The three leading presidential candidates have brought experts and veterans on foreign and security affairs into their camps. They pledge that they can solve various pending problems as well as sticky issues rooted in the past with North Korea, China and Japan. But Korean history and world history shows that if the leader of a government is not equipped with a strategic mind backed by historical understanding, he or she cannot defend and advocate for the country on the intensely competitive world stage or raise the national dignity in a broader and more aggressive sense.

Historian and Yale University professor Paul Kennedy’s citation of the strategic diplomatic skills and statesmanship of Otto von Bismarck during an interview with the JoongAng Ilbo last month could provide some meaningful guidance to our aspiring presidential candidates.

When Bismarck came to power as Minister President of Prussia in 1862, what is now Germany was comprised of numerous states loosely aligned under the Confederation of the Rhine, the Austrian Empire and the Kingdom of Prussia. It was a messy mixture of kingdoms, principalities and free cities. At the time, Europe was under a postwar peace settlement among roughly equal powers - France, Great Britain, Russia, Austria and Prussia - crafted in 1814 in Vienna by the coalition that battled and defeated Napoleon’s French Empire. Bismarck broke the mythical arrangement and balance of power to wage strategic wars with Denmark, Austria and France to weld German states into a powerful united nation and dominant leader on the continent.
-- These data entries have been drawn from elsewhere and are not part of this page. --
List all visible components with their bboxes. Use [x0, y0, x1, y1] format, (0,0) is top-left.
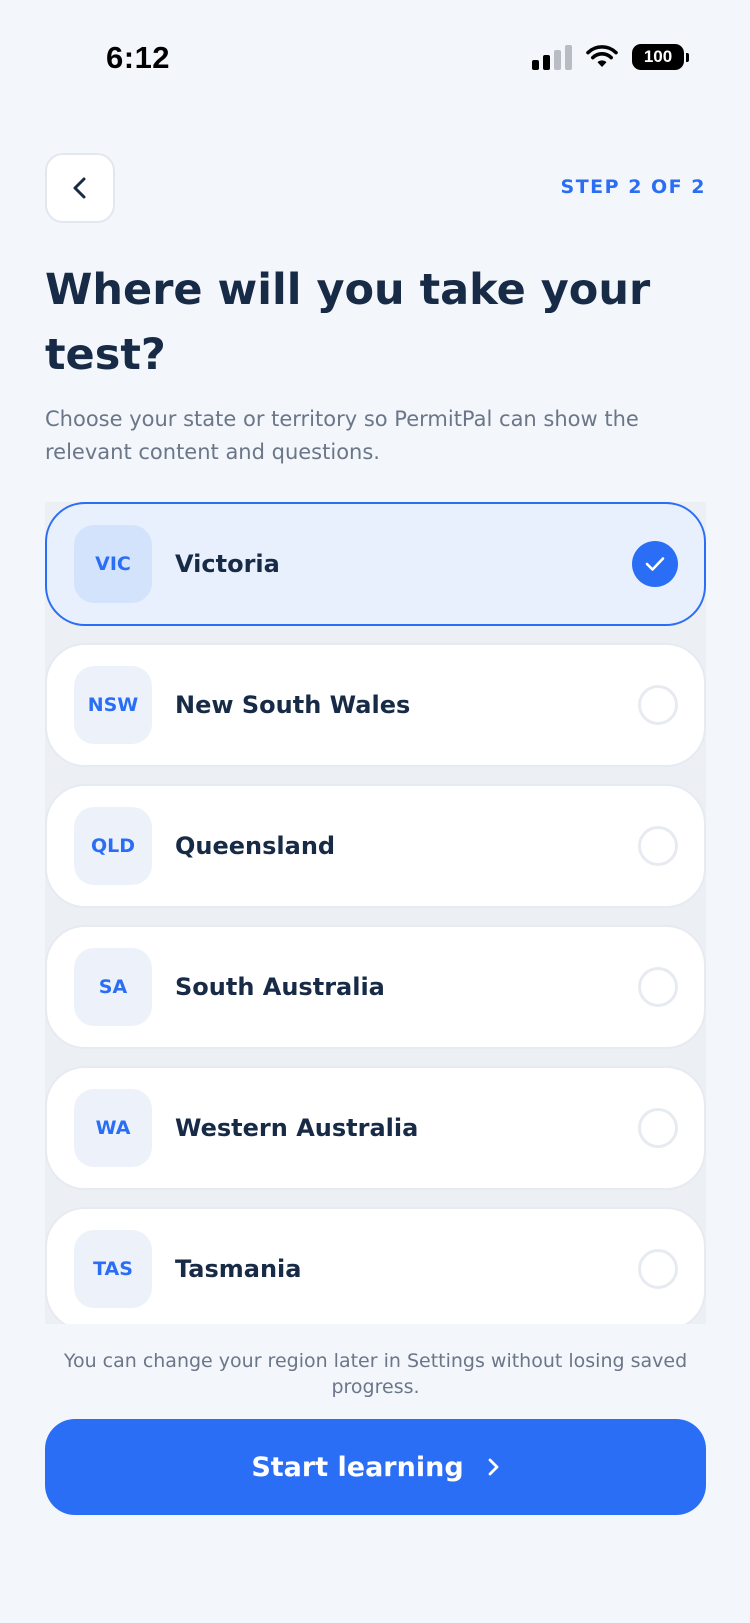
state-list[interactable]: VIC Victoria NSW New South Wales QLD Que… [45, 502, 706, 1324]
radio-unchecked[interactable] [638, 967, 678, 1007]
back-button[interactable] [45, 153, 115, 223]
state-option-wa[interactable]: WA Western Australia [45, 1066, 706, 1190]
state-name: Queensland [175, 832, 336, 860]
start-learning-button[interactable]: Start learning [45, 1419, 706, 1515]
page-subtitle: Choose your state or territory so Permit… [45, 407, 639, 464]
state-name: Western Australia [175, 1114, 419, 1142]
state-name: New South Wales [175, 691, 411, 719]
state-code-badge: NSW [74, 666, 152, 744]
radio-unchecked[interactable] [638, 685, 678, 725]
settings-footnote: You can change your region later in Sett… [63, 1350, 688, 1398]
chevron-right-icon [488, 1458, 499, 1476]
page-title: Where will you take your test? [45, 265, 651, 380]
state-name: Tasmania [175, 1255, 302, 1283]
state-code-badge: VIC [74, 525, 152, 603]
state-code-badge: WA [74, 1089, 152, 1167]
state-option-sa[interactable]: SA South Australia [45, 925, 706, 1049]
state-code-badge: TAS [74, 1230, 152, 1308]
state-code-badge: SA [74, 948, 152, 1026]
state-option-vic[interactable]: VIC Victoria [45, 502, 706, 626]
radio-unchecked[interactable] [638, 1249, 678, 1289]
state-code-badge: QLD [74, 807, 152, 885]
radio-unchecked[interactable] [638, 1108, 678, 1148]
status-icons: 100 [532, 44, 689, 70]
cellular-signal-icon [532, 44, 572, 70]
state-option-tas[interactable]: TAS Tasmania [45, 1207, 706, 1324]
check-icon [645, 557, 665, 571]
state-name: South Australia [175, 973, 385, 1001]
state-name: Victoria [175, 550, 280, 578]
status-time: 6:12 [106, 40, 171, 75]
battery-icon: 100 [632, 44, 689, 70]
state-option-qld[interactable]: QLD Queensland [45, 784, 706, 908]
step-indicator: STEP 2 OF 2 [560, 176, 706, 198]
chevron-left-icon [73, 177, 86, 199]
state-option-nsw[interactable]: NSW New South Wales [45, 643, 706, 767]
screen: 6:12 100 STEP 2 OF 2 Where will you take… [0, 0, 750, 1623]
wifi-icon [586, 45, 618, 67]
start-learning-label: Start learning [251, 1451, 464, 1483]
radio-unchecked[interactable] [638, 826, 678, 866]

In invading Denmark in 1864, Prussia teamed up with Austria to strike Schleswig and Holstein and respectively claimed the territories. At the same time, Bismarck prepared for battle with Austria. He employed the power of diplomacy as much as military means in his wars. In the following year, he won a pact with France under which the latter vowed to maintain neutrality in the Austro-Prussian War. Napoleon III, convinced of Prussia’s defeat over Austria, encouraged the war.

In 1866, Prussia struck Austria and in just three weeks claimed Holstein and decisively defeated Austria in the battle of Koniggratz. Austria was no match for troops and forces that cleverly and quickly moved ahead by railroad under the command of war genius Helmuth von Moltke. Moltke and other generals wanted to march right into Vienna to crush and occupy Austria. But the Iron Chancellor said no. He refused to destroy and humiliate a state that could be its useful ally in the future.